Préparer un samgyeopsal authentique chez soi
Reproduire l’expérience du barbecue coréen à domicile est accessible avec un équipement simple. Une poêle, une plancha ou un appareil à pierrade permettent d’obtenir un résultat proche de celui des restaurants traditionnels. L’essentiel réside dans la qualité de la viande et la préparation des accompagnements.
Les ingrédients et la préparation
Pour un repas convivial réunissant 6 à 8 personnes, prévoyez environ 1,5 kg de poitrine de porc fraîche. La sélection de la viande est déterminante : elle doit être bien persillée pour assurer une texture fondante après la grillade. Prévoyez également des feuilles de laitue fraîche ou de shiso pour envelopper la viande, ainsi que de l’ail et des piments verts frais.
Le ssamjang est la sauce indispensable. Pour la réaliser, mélangez 3 cuillères à soupe de pâte de soja (doenjang), 1 cuillère à soupe de pâte de piment (gochujang), 2 cuillères à café de sucre, 1 cuillère à soupe de graines de sésame grillées, 2 cuillères à soupe d’huile de sésame, une gousse d’ail hachée et un oignon blanc finement émincé. Cette sauce apporte l’équilibre nécessaire entre le salé, le sucré et le piquant.
Le pajeori, une salade d’oignons verts, complète idéalement la grillade. Mélangez 150 g d’oignons émincés avec 1 cuillère à café de poudre de piment (gochugaru), une demi-cuillère à café de sucre, 1 cuillère à soupe de sauce soja, 1 cuillère à café de vinaigre de riz, 2 cuillères à café de graines de sésame et 1 cuillère à soupe d’huile de sésame. La fraîcheur de cette salade tranche avec le gras de la viande.
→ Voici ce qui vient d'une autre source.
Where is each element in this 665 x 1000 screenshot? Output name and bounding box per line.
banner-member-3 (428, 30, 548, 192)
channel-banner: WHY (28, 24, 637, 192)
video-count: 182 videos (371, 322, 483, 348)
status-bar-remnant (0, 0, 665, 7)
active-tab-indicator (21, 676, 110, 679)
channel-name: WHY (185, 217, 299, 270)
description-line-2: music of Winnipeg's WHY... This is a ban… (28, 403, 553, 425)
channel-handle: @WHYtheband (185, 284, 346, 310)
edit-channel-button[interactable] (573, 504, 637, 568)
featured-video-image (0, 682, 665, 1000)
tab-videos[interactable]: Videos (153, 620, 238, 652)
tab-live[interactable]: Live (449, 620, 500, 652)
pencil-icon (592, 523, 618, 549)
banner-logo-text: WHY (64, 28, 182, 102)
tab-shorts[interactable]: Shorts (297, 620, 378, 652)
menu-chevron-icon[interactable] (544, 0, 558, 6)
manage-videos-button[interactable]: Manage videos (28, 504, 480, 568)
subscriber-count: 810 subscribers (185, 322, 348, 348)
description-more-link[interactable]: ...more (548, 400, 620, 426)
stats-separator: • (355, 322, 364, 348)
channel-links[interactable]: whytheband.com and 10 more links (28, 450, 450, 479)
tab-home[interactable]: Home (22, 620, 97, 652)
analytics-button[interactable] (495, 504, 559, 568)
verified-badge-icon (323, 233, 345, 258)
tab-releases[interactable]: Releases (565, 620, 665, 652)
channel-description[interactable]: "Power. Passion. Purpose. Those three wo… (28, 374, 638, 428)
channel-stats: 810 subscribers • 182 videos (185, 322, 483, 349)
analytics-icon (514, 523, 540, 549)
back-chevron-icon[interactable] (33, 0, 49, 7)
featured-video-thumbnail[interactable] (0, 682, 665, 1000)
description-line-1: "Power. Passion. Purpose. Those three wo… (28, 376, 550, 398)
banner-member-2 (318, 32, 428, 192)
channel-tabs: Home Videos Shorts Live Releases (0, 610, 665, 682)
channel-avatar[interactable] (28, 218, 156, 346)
Pour la cuisson, disposez la viande sur une surface bien chaude. Laissez griller jusqu’à ce que les bords deviennent croustillants et dorés. Découpez ensuite la viande en bouchées. Pour la dégustation, prenez une feuille de laitue, déposez un morceau de viande trempé dans le ssamjang, ajoutez un peu de pajeori et d’ail grillé, puis refermez le tout pour former une bouchée unique.
Pourquoi le samgyeopsal séduit autant ?
Le succès du samgyeopsal repose sur l’équilibre entre la richesse de la poitrine de porc et la fraîcheur des garnitures végétales. Le ssam, cet enveloppement dans une feuille de salade, permet de modérer la sensation de gras tout en offrant une texture croquante. L’ail grillé et le ssamjang, riches en umami grâce à la fermentation, renforcent le caractère savoureux du plat.
Distinctions avec les autres grillades
Le samgyeopsal se distingue nettement du bulgogi. Alors que ce dernier utilise du bœuf mariné dans une sauce sucrée-salée, le samgyeopsal mise sur la pureté du produit. La viande est consommée sans marinade, ce qui permet aux convives d’ajuster l’assaisonnement selon leurs préférences via les sauces et condiments proposés. Cette simplicité est la marque de fabrique de la cuisine coréenne moderne, qui valorise la qualité des ingrédients bruts. En Corée, certaines régions sont réputées pour leur production spécifique, comme le porc noir de l’île de Jeju, souvent considéré comme une variante haut de gamme du samgyeopsal classique.